JUNEAU — The state income tax proposal has reached the Alaska Senate after the House, in passing it twice, was unable to change its effective date past the 2018 election, potentially turning up the heat on what is already a political hot potato.
House Bill 115, the income tax bill, passed on reconsideration Sunday by a 22-17 vote, the same caucus-lines split as in the initial vote Saturday.
But on Sunday, the House Republican minority switched its position on the bill's effective date clause — the section of the legislation that would delay it until January 2019.
Effective dates can only be changed by a two-thirds vote of the House and Senate; otherwise legislation takes effect 90 days after it's signed by the governor.
Because the effective date vote failed Sunday, the income tax, if signed by Gov. Bill Walker in the summer or fall, could take effect before the end of this year.
Most Republican minority members voted for the effective date clause on Saturday, when it was approved.

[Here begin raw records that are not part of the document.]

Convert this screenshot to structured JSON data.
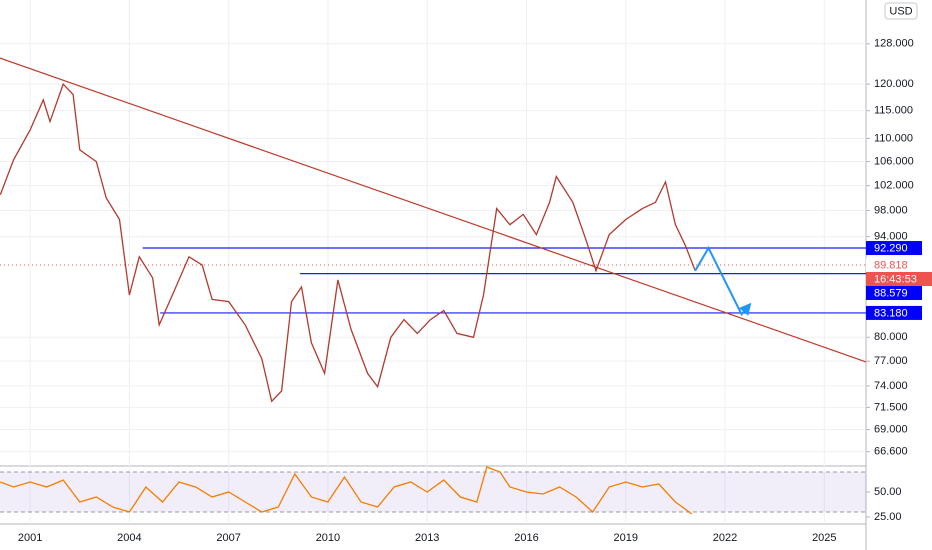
{
  "chart_data": [
    {
      "type": "line",
      "currency": "USD",
      "log_scale": true,
      "grid": true,
      "color": "#b23a2e",
      "x": [
        2000.1,
        2000.5,
        2001.0,
        2001.4,
        2001.6,
        2002.0,
        2002.3,
        2002.5,
        2003.0,
        2003.3,
        2003.7,
        2004.0,
        2004.3,
        2004.7,
        2004.9,
        2005.3,
        2005.8,
        2006.2,
        2006.5,
        2007.0,
        2007.5,
        2008.0,
        2008.3,
        2008.6,
        2008.9,
        2009.2,
        2009.5,
        2009.9,
        2010.3,
        2010.7,
        2011.2,
        2011.5,
        2011.9,
        2012.3,
        2012.7,
        2013.1,
        2013.5,
        2013.9,
        2014.4,
        2014.7,
        2015.1,
        2015.5,
        2015.9,
        2016.3,
        2016.7,
        2016.9,
        2017.4,
        2017.8,
        2018.1,
        2018.5,
        2019.0,
        2019.5,
        2019.9,
        2020.2,
        2020.5,
        2020.8,
        2021.1
      ],
      "values": [
        100.5,
        106.3,
        111.5,
        117,
        113,
        120,
        118,
        108,
        106,
        100,
        96.6,
        85.6,
        91,
        88,
        81.6,
        85.6,
        91,
        89.8,
        85,
        84.7,
        81.6,
        77.3,
        72.2,
        73.4,
        84.7,
        86.7,
        79.3,
        75.5,
        87.7,
        81,
        75.5,
        73.9,
        80,
        82.3,
        80.5,
        82.3,
        83.5,
        80.5,
        80,
        85.6,
        98.3,
        95.8,
        97.4,
        94.3,
        99.3,
        103.5,
        99.3,
        93.5,
        89,
        94.3,
        96.6,
        98.3,
        99.3,
        102.6,
        95.8,
        92.7,
        89
      ],
      "xlim": [
        2000.09,
        2026.26
      ],
      "xticks": [
        2001,
        2004,
        2007,
        2010,
        2013,
        2016,
        2019,
        2022,
        2025
      ],
      "ylim": [
        65.2,
        137.3
      ],
      "yticks": [
        {
          "value": 128,
          "label": "128.000"
        },
        {
          "value": 120,
          "label": "120.000"
        },
        {
          "value": 115,
          "label": "115.000"
        },
        {
          "value": 110,
          "label": "110.000"
        },
        {
          "value": 106,
          "label": "106.000"
        },
        {
          "value": 102,
          "label": "102.000"
        },
        {
          "value": 98,
          "label": "98.000"
        },
        {
          "value": 94,
          "label": "94.000"
        },
        {
          "value": 80,
          "label": "80.000"
        },
        {
          "value": 77,
          "label": "77.000"
        },
        {
          "value": 74,
          "label": "74.000"
        },
        {
          "value": 71.5,
          "label": "71.500"
        },
        {
          "value": 69,
          "label": "69.000"
        },
        {
          "value": 66.6,
          "label": "66.600"
        }
      ],
      "levels": [
        {
          "value": 92.29,
          "label": "92.290",
          "x_start": 2004.4
        },
        {
          "value": 88.579,
          "label": "88.579",
          "x_start": 2009.16
        },
        {
          "value": 83.18,
          "label": "83.180",
          "x_start": 2004.93
        }
      ],
      "current_price": {
        "value": 89.818,
        "label": "89.818",
        "countdown": "16:43:53"
      },
      "trendline": {
        "x": [
          2000.09,
          2026.26
        ],
        "values": [
          125.1,
          76.9
        ]
      },
      "projection": {
        "x": [
          2021.1,
          2021.5,
          2022.5,
          2022.75
        ],
        "values": [
          89,
          92.3,
          83,
          84.3
        ]
      }
    },
    {
      "type": "line",
      "color": "#f57c00",
      "x": [
        2000.1,
        2000.5,
        2001.0,
        2001.5,
        2002.0,
        2002.5,
        2003.0,
        2003.5,
        2004.0,
        2004.5,
        2005.0,
        2005.5,
        2006.0,
        2006.5,
        2007.0,
        2007.5,
        2008.0,
        2008.5,
        2009.0,
        2009.5,
        2010.0,
        2010.5,
        2011.0,
        2011.5,
        2012.0,
        2012.5,
        2013.0,
        2013.5,
        2014.0,
        2014.5,
        2014.8,
        2015.2,
        2015.5,
        2016.0,
        2016.5,
        2017.0,
        2017.5,
        2018.0,
        2018.5,
        2019.0,
        2019.5,
        2020.0,
        2020.5,
        2021.0
      ],
      "values": [
        60,
        55,
        60,
        55,
        62,
        40,
        45,
        35,
        30,
        55,
        40,
        60,
        55,
        45,
        50,
        40,
        30,
        35,
        68,
        45,
        40,
        65,
        40,
        35,
        55,
        60,
        50,
        62,
        45,
        40,
        75,
        70,
        55,
        50,
        48,
        55,
        45,
        30,
        55,
        60,
        55,
        58,
        40,
        28
      ],
      "ylim": [
        20,
        72
      ],
      "yticks": [
        {
          "value": 50,
          "label": "50.00"
        },
        {
          "value": 25,
          "label": "25.00"
        }
      ],
      "bands": [
        30,
        70
      ]
    }
  ]
}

But on reconsideration on Sunday, they voted as a bloc against it.
The largely-Democratic House majority said it wanted the longer effective date to give the administration of Gov. Bill Walker time to set up its tax collection machinery.

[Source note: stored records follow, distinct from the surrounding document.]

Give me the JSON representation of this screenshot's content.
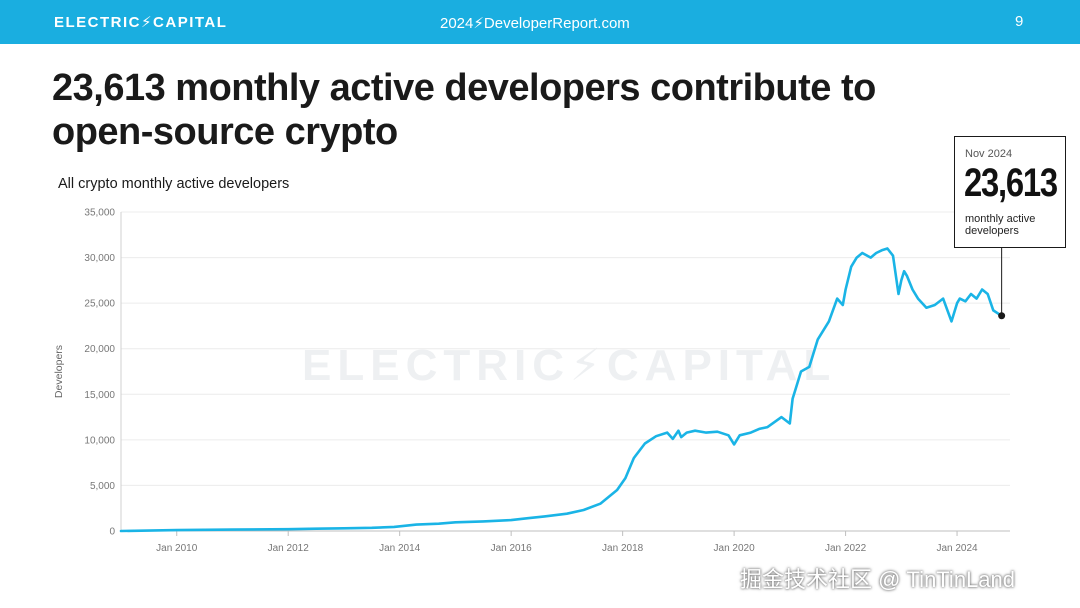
{
  "header": {
    "brand": "ELECTRIC⚡CAPITAL",
    "report": "2024⚡DeveloperReport.com",
    "page": "9",
    "bar_color": "#1aaee0"
  },
  "headline": "23,613 monthly active developers contribute to open-source crypto",
  "watermark": "ELECTRIC⚡CAPITAL",
  "callout": {
    "date": "Nov 2024",
    "value": "23,613",
    "label": "monthly active developers"
  },
  "footer_watermark": "掘金技术社区 @ TinTinLand",
  "chart_data": {
    "type": "line",
    "title": "All crypto monthly active developers",
    "xlabel": "",
    "ylabel": "Developers",
    "ylim": [
      0,
      35000
    ],
    "xlim": [
      2009.0,
      2024.95
    ],
    "yticks": [
      0,
      5000,
      10000,
      15000,
      20000,
      25000,
      30000,
      35000
    ],
    "ytick_labels": [
      "0",
      "5,000",
      "10,000",
      "15,000",
      "20,000",
      "25,000",
      "30,000",
      "35,000"
    ],
    "xticks": [
      2010,
      2012,
      2014,
      2016,
      2018,
      2020,
      2022,
      2024
    ],
    "xtick_labels": [
      "Jan 2010",
      "Jan 2012",
      "Jan 2014",
      "Jan 2016",
      "Jan 2018",
      "Jan 2020",
      "Jan 2022",
      "Jan 2024"
    ],
    "grid": true,
    "color": "#1ab4e6",
    "series": [
      {
        "name": "All crypto monthly active developers",
        "x": [
          2009.0,
          2010.0,
          2011.0,
          2012.0,
          2012.5,
          2013.0,
          2013.5,
          2013.9,
          2014.3,
          2014.7,
          2015.0,
          2015.5,
          2016.0,
          2016.3,
          2016.6,
          2017.0,
          2017.3,
          2017.6,
          2017.9,
          2018.05,
          2018.2,
          2018.4,
          2018.6,
          2018.8,
          2018.9,
          2019.0,
          2019.05,
          2019.15,
          2019.3,
          2019.5,
          2019.7,
          2019.9,
          2020.0,
          2020.1,
          2020.3,
          2020.45,
          2020.6,
          2020.85,
          2021.0,
          2021.05,
          2021.1,
          2021.2,
          2021.35,
          2021.5,
          2021.7,
          2021.85,
          2021.95,
          2022.0,
          2022.1,
          2022.2,
          2022.3,
          2022.45,
          2022.55,
          2022.65,
          2022.75,
          2022.85,
          2022.95,
          2023.0,
          2023.05,
          2023.1,
          2023.2,
          2023.3,
          2023.45,
          2023.6,
          2023.75,
          2023.9,
          2024.0,
          2024.05,
          2024.15,
          2024.25,
          2024.35,
          2024.45,
          2024.55,
          2024.65,
          2024.8
        ],
        "values": [
          0,
          100,
          150,
          200,
          250,
          300,
          350,
          450,
          700,
          800,
          950,
          1050,
          1200,
          1400,
          1600,
          1900,
          2300,
          3000,
          4500,
          5800,
          8000,
          9600,
          10400,
          10800,
          10100,
          11000,
          10300,
          10800,
          11000,
          10800,
          10900,
          10500,
          9500,
          10500,
          10800,
          11200,
          11400,
          12500,
          11800,
          14500,
          15500,
          17500,
          18000,
          21000,
          23000,
          25500,
          24800,
          26500,
          29000,
          30000,
          30500,
          30000,
          30500,
          30800,
          31000,
          30200,
          26000,
          27500,
          28500,
          28000,
          26500,
          25500,
          24500,
          24800,
          25500,
          23000,
          25000,
          25500,
          25200,
          26000,
          25500,
          26500,
          26000,
          24200,
          23613
        ]
      }
    ]
  }
}
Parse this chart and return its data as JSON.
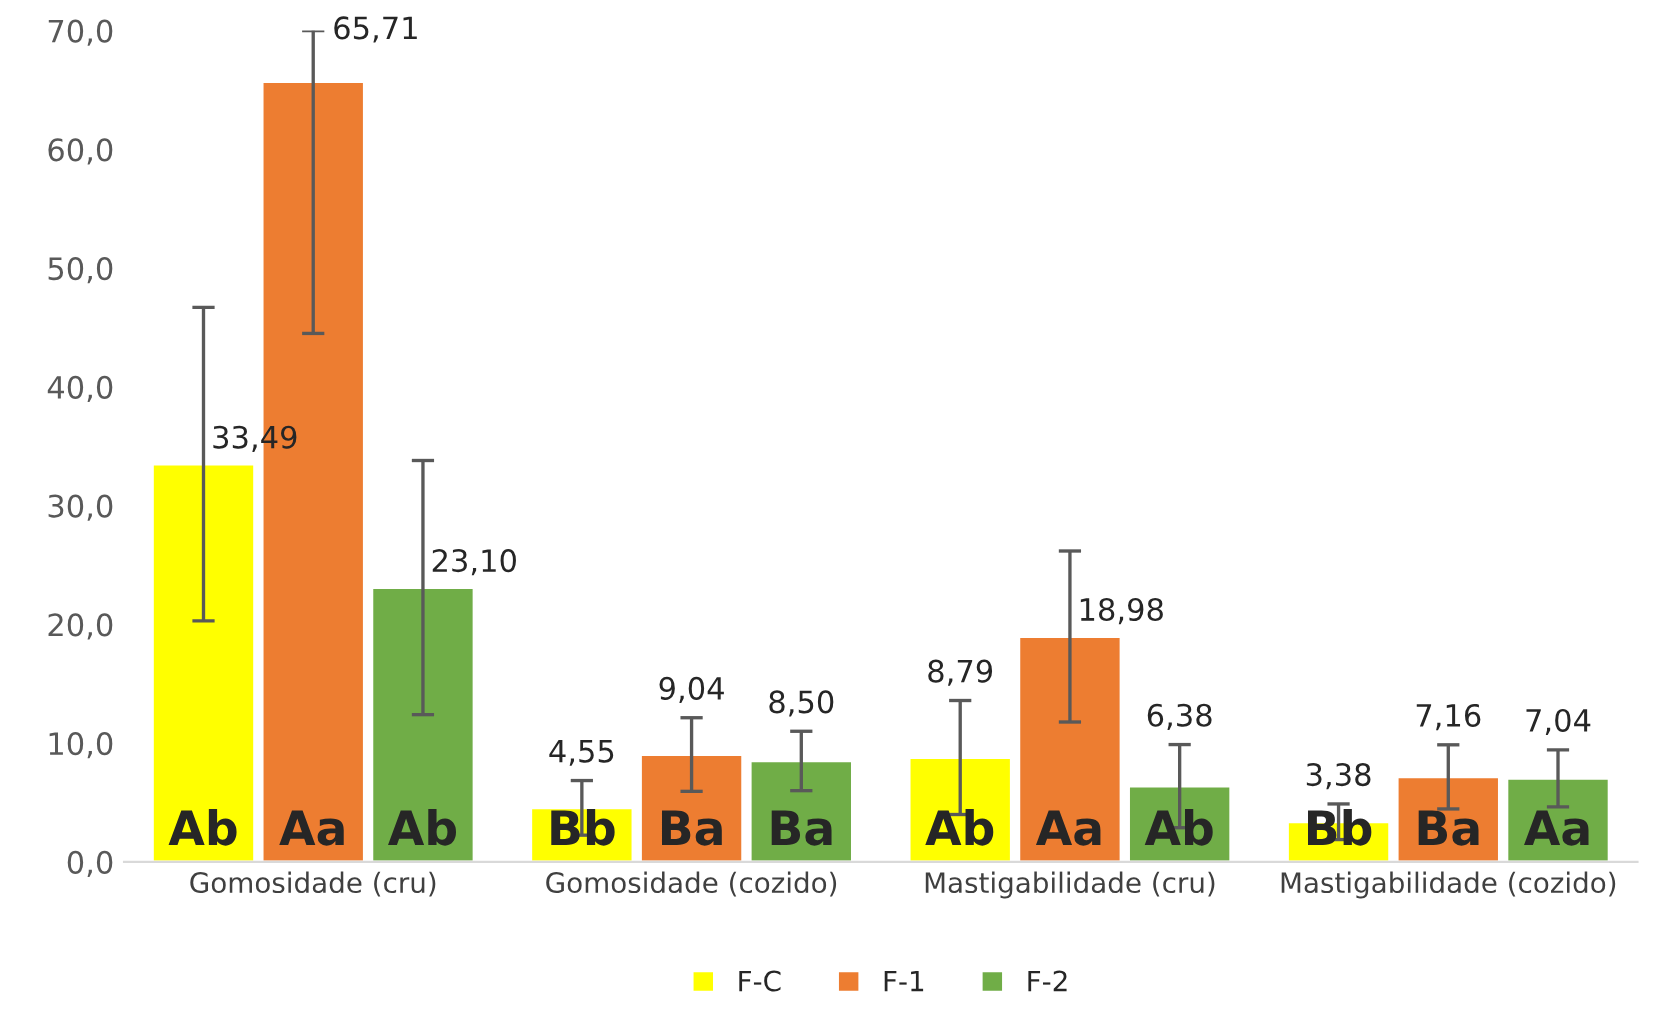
{
  "chart_data": {
    "type": "bar",
    "categories": [
      "Gomosidade (cru)",
      "Gomosidade (cozido)",
      "Mastigabilidade (cru)",
      "Mastigabilidade (cozido)"
    ],
    "series": [
      {
        "name": "F-C",
        "color": "#ffff00",
        "values": [
          33.49,
          4.55,
          8.79,
          3.38
        ],
        "value_labels": [
          "33,49",
          "4,55",
          "8,79",
          "3,38"
        ],
        "errors": [
          13.2,
          2.3,
          4.8,
          1.5
        ]
      },
      {
        "name": "F-1",
        "color": "#ed7d31",
        "values": [
          65.71,
          9.04,
          18.98,
          7.16
        ],
        "value_labels": [
          "65,71",
          "9,04",
          "18,98",
          "7,16"
        ],
        "errors": [
          [
            44.5,
            70.0
          ],
          3.1,
          7.2,
          2.7
        ]
      },
      {
        "name": "F-2",
        "color": "#70ad47",
        "values": [
          23.1,
          8.5,
          6.38,
          7.04
        ],
        "value_labels": [
          "23,10",
          "8,50",
          "6,38",
          "7,04"
        ],
        "errors": [
          10.7,
          2.5,
          3.5,
          2.4
        ]
      }
    ],
    "annotations": [
      "Ab",
      "Bb",
      "Ab",
      "Bb",
      "Aa",
      "Ba",
      "Aa",
      "Ba",
      "Ab",
      "Ba",
      "Ab",
      "Aa"
    ],
    "ylim": [
      0,
      70
    ],
    "yticks": [
      {
        "value": 0,
        "label": "0,0"
      },
      {
        "value": 10,
        "label": "10,0"
      },
      {
        "value": 20,
        "label": "20,0"
      },
      {
        "value": 30,
        "label": "30,0"
      },
      {
        "value": 40,
        "label": "40,0"
      },
      {
        "value": 50,
        "label": "50,0"
      },
      {
        "value": 60,
        "label": "60,0"
      },
      {
        "value": 70,
        "label": "70,0"
      }
    ],
    "grid": false,
    "legend": "bottom"
  }
}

But one Republican, North Pole Rep. Tammie Wilson, said she thought the delay was political.
"They can't say it's a crisis and then want to procrastinate with it just because they don't want to have it during an election year, which is why I think they pushed it off," Wilson said in an interview Monday. "If you think it's a great idea, go in front of your constituents and sell it on an election year."
The GOP bloc vote on the effective date will probably be meaningless anyway because the tax legislation is almost certain to be rejected by the Republican-led Senate majority.
In a prepared statement after Saturday's vote, Senate President Pete Kelly, R-Fairbanks, said it was "absurd" to propose "reaching into the pockets of working Alaskans."
Nonetheless, he said, the legislation would receive a "fair hearing."
Yet as the Legislature goes into overtime, no Senate hearings have been scheduled on the bill this week.
Anchorage Republican Sen. Mia Costello, the chair of the Senate Labor Committee where the proposal now sits, explained the inaction by citing legislative rules requiring hearings to be scheduled a week in advance — though senators sometimes waive those rules, or schedule hearings contingent on a bill's passage in the House or through another Senate committee.
Costello said it was "too early to say" whether the income tax would receive any hearings in her committee.